Firstly, I wonder about the the drama of it all, the playacting that Lila and her crew do. They pretend to be persons they are not, dressing and talking like a whore and her pimp, or dressing and talking like a troubled 14-year old who is being abused by a 30-year old man. They are playing the role that a real whore and a real pimp, or a real teenager would also play (albeit not before a camera at least no voluntarily), that is, they are representing something that really does exist, something that is neither phantom nor make-believe. They know this, and they also know that when the sting is over they will take off their masks and make-up and return to their lives. When the sting is over the deception ends, the purpose is not deception, but rather the opposite! And this purpose is not thwarted.

Secondly, one must ask: When does the practice of deception become sinful? Is all deception sinful? In war time don't submarines hide under the water? In police work don't undercover agents pose as non-policemen? When Corrie Ten Boom hid Jews wasn't she being, in a certain sense, deceitful, right from the get-go, long before anyone interrogated her? She pretended to the Germans to not be hiding Jews. The very act of hiding carries with it the will to deceive. Is it the speaking the deception make it sinful? Is that the test, when it is spoken?

What about a Joseph who hides his identity from his brothers as well as his ability to both speak and understand their language. This is intrinsically evil? What about Rahab, the harlot in Joshua 2 who hides Jewish spies, lies to the authorities about it, and earns a place in the bible hall of fame in Hebrews 11 for doing so. Augustine claims Rahab was wrong to lie but that she did not know better because she was a Pagan, not a Jew and did not know the 10 commandments. That seems weak to me, especially given her reward in the New Testament. Furthermore, the the law forbidding lying certainly belongs to the category of "natural"--things we can't not know, laws that don't require revelation for us to be bound by them. In other words even Pagans know it is wrong to lie--and so do Hindus and Buddhists. The golden rule (I won't lie to you because I don't want you to lie to me) does not require any "thus says the Lord;" it is written in the human heart.

Was Strider sinful in hiding his identity from the Hobbits at Bree? Were the twin boys Cor and Corin in C.S. Lewis's The Horse and His Boy sinning for masquerading for a good part of the story? All of the great stories of heroes masking their true identity now need to be banned? 

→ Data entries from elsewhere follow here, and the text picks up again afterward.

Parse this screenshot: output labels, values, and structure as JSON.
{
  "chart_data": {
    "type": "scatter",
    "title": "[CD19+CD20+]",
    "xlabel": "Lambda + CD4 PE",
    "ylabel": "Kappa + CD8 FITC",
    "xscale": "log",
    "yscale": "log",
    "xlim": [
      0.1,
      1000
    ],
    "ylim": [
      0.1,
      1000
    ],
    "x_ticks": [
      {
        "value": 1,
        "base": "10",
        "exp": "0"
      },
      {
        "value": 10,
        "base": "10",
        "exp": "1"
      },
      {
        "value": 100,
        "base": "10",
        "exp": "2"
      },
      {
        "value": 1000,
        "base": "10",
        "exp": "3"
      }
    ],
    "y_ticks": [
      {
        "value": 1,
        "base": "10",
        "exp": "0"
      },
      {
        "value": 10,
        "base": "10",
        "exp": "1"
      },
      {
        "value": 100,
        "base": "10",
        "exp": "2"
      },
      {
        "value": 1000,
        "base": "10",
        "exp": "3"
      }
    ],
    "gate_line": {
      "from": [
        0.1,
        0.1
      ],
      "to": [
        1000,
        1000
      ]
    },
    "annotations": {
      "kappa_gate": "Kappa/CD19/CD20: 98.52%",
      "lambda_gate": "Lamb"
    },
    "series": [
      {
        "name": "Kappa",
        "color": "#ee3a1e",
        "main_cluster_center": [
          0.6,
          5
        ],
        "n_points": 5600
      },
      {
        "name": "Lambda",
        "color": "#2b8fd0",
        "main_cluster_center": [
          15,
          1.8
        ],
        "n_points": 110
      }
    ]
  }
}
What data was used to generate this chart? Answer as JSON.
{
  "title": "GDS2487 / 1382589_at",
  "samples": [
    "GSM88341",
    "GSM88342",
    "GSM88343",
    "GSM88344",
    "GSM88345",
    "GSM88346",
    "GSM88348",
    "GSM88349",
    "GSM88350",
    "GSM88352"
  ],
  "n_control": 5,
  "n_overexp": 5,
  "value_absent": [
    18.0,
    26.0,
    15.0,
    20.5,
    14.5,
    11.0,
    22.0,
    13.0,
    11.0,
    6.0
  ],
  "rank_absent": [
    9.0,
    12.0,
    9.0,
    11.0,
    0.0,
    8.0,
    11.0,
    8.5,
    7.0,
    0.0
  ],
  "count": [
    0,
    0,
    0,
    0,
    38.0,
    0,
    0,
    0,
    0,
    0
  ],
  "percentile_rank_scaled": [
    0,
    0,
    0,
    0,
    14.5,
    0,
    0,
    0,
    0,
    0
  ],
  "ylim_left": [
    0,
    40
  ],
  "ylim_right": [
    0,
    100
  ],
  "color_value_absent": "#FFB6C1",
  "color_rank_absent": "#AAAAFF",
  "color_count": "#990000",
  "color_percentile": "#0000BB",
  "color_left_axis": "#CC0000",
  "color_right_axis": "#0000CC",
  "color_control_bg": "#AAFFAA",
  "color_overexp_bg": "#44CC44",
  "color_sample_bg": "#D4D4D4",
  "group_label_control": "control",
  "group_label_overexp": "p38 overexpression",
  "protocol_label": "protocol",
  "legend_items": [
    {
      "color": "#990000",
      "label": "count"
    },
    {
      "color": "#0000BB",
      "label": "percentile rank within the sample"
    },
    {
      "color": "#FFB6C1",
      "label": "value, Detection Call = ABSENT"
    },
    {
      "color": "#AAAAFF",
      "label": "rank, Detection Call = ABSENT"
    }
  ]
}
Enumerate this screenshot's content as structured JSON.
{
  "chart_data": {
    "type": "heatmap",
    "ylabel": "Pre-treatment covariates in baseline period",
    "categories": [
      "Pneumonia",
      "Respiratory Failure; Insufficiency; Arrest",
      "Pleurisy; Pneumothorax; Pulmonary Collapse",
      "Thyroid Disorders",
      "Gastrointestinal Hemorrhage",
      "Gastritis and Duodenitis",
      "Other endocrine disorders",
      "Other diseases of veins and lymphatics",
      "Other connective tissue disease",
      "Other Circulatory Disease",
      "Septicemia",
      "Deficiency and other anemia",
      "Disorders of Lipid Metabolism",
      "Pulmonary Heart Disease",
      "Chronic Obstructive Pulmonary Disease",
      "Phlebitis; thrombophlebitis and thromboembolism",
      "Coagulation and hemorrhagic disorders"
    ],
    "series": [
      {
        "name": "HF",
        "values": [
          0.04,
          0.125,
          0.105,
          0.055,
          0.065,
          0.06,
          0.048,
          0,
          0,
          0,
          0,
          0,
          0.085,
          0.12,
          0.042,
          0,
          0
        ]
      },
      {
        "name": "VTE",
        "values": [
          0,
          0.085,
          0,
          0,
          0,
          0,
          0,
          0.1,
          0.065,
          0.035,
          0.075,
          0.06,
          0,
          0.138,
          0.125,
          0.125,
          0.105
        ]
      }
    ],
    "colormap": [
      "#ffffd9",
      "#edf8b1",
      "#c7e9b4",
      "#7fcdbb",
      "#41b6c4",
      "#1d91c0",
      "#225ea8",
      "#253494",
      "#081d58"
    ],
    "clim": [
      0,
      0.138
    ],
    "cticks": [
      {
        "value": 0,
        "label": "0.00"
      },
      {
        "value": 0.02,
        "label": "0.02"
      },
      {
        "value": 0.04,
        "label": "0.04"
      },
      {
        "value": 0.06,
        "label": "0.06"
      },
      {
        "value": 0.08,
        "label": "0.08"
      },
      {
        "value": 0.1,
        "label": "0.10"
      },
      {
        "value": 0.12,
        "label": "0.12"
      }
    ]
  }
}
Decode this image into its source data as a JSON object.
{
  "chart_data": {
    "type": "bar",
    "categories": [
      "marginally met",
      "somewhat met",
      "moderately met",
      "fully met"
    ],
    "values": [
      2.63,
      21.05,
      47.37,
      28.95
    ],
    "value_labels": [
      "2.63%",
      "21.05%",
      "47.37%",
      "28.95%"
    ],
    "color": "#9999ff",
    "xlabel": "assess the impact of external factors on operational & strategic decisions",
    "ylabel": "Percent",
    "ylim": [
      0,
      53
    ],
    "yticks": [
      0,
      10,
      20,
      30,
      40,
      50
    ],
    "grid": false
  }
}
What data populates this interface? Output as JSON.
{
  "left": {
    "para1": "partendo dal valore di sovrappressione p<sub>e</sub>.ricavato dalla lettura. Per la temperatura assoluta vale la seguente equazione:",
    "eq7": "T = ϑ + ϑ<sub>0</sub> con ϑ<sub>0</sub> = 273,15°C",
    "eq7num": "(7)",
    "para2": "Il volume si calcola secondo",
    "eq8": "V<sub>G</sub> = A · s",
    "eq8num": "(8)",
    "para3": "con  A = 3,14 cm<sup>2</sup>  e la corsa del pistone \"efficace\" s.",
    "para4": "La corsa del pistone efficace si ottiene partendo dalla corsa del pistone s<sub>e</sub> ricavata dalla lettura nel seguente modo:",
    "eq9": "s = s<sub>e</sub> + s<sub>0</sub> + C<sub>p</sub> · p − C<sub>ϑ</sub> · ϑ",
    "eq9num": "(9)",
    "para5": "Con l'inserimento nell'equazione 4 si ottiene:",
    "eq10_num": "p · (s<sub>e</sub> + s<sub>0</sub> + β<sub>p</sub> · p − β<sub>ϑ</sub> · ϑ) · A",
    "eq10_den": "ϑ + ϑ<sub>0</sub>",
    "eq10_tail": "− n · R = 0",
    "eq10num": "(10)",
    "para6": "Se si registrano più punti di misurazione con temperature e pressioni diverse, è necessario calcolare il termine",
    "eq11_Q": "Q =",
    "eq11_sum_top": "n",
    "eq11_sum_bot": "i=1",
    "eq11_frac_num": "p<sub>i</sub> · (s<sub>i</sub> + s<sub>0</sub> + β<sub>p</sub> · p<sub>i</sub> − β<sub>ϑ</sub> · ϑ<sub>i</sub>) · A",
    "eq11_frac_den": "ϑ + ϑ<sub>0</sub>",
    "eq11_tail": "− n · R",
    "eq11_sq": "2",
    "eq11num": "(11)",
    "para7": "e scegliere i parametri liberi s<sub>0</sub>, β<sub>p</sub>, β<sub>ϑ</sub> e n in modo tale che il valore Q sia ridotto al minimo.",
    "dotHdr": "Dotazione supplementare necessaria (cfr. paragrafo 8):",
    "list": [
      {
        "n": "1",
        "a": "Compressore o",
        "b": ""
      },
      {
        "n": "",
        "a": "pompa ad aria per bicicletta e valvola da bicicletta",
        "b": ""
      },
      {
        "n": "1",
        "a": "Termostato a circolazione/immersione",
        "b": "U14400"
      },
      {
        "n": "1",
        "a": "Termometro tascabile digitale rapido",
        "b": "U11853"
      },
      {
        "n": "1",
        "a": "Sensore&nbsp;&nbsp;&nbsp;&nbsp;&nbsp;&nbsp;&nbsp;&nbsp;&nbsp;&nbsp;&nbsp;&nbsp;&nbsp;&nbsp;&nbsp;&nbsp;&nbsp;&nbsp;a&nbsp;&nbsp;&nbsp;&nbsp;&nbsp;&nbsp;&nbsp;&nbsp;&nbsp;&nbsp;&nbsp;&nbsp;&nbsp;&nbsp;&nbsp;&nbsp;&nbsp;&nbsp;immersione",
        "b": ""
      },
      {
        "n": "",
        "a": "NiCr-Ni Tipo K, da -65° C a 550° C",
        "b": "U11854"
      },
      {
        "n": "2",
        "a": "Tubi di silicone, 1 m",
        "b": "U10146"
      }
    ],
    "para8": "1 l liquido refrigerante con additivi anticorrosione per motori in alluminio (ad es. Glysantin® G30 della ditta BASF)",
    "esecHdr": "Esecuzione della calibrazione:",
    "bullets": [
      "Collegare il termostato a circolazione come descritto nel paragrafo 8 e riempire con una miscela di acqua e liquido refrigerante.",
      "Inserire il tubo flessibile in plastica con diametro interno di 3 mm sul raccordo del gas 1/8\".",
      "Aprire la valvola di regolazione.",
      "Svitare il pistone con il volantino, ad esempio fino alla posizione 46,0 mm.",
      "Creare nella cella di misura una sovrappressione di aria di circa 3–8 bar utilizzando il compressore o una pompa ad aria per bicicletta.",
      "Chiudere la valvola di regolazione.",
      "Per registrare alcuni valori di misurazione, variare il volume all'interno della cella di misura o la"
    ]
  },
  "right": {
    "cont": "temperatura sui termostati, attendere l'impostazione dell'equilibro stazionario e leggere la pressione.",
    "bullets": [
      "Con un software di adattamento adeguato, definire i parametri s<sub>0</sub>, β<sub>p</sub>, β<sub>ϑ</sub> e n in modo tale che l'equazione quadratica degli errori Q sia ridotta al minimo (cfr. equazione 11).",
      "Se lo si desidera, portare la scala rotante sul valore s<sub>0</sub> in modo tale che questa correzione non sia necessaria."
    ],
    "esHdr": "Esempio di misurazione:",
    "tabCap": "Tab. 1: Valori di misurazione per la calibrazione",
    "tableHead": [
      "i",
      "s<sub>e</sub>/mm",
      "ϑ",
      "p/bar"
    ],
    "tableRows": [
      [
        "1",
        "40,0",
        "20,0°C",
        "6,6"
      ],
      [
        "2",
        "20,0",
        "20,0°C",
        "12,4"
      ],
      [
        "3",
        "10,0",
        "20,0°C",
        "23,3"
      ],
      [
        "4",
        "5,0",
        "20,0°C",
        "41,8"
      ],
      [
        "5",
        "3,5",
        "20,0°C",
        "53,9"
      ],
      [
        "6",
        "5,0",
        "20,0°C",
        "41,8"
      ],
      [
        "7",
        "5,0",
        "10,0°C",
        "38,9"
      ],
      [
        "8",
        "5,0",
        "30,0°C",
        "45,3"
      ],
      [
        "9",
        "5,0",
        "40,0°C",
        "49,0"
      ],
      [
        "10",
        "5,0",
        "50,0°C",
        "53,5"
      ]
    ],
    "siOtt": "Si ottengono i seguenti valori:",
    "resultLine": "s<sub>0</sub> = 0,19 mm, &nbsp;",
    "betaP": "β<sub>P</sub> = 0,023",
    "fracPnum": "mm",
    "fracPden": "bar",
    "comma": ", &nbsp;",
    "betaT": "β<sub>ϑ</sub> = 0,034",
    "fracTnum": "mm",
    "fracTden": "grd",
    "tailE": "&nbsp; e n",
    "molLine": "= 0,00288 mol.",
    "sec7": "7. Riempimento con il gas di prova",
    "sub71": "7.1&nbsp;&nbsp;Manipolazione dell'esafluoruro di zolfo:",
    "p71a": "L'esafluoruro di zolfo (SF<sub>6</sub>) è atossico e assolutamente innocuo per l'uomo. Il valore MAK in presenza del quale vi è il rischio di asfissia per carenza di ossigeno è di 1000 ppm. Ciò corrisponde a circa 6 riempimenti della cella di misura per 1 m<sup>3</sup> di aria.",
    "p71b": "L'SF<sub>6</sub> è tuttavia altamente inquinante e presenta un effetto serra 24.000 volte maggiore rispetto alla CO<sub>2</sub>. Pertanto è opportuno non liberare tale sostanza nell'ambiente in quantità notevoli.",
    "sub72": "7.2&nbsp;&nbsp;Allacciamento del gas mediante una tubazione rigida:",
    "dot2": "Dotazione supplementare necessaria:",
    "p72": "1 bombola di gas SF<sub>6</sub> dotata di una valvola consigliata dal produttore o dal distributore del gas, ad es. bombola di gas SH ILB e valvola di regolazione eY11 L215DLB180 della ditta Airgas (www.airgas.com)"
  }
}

When Jesus tells us to hide the fact that we are subjecting ourselves to the rigors of fasting by oiling our hair and washing our face, is he asking us to do something sinful? When the Christians let Paul escape down the walls of Damascus they did so at night, very much hiding their actions from the eye of the authorities. Isn't that deceptive? Does one really think they were obliged, if asked, to tell the authorities which direction he went? Or . . . they needed to have command of verbal trickery to tell a truth that does not help the authorities find him? Really? Where does this end?

To me it appears that lying to protect the life of the innocent, far from being sinful, can even be

When it comes to "sting operation" journalism such as Lila Rose's I am not at all convinced that
it is intrinsically evil. The attempts to do end up like those defending absolute pacifism. They do not work.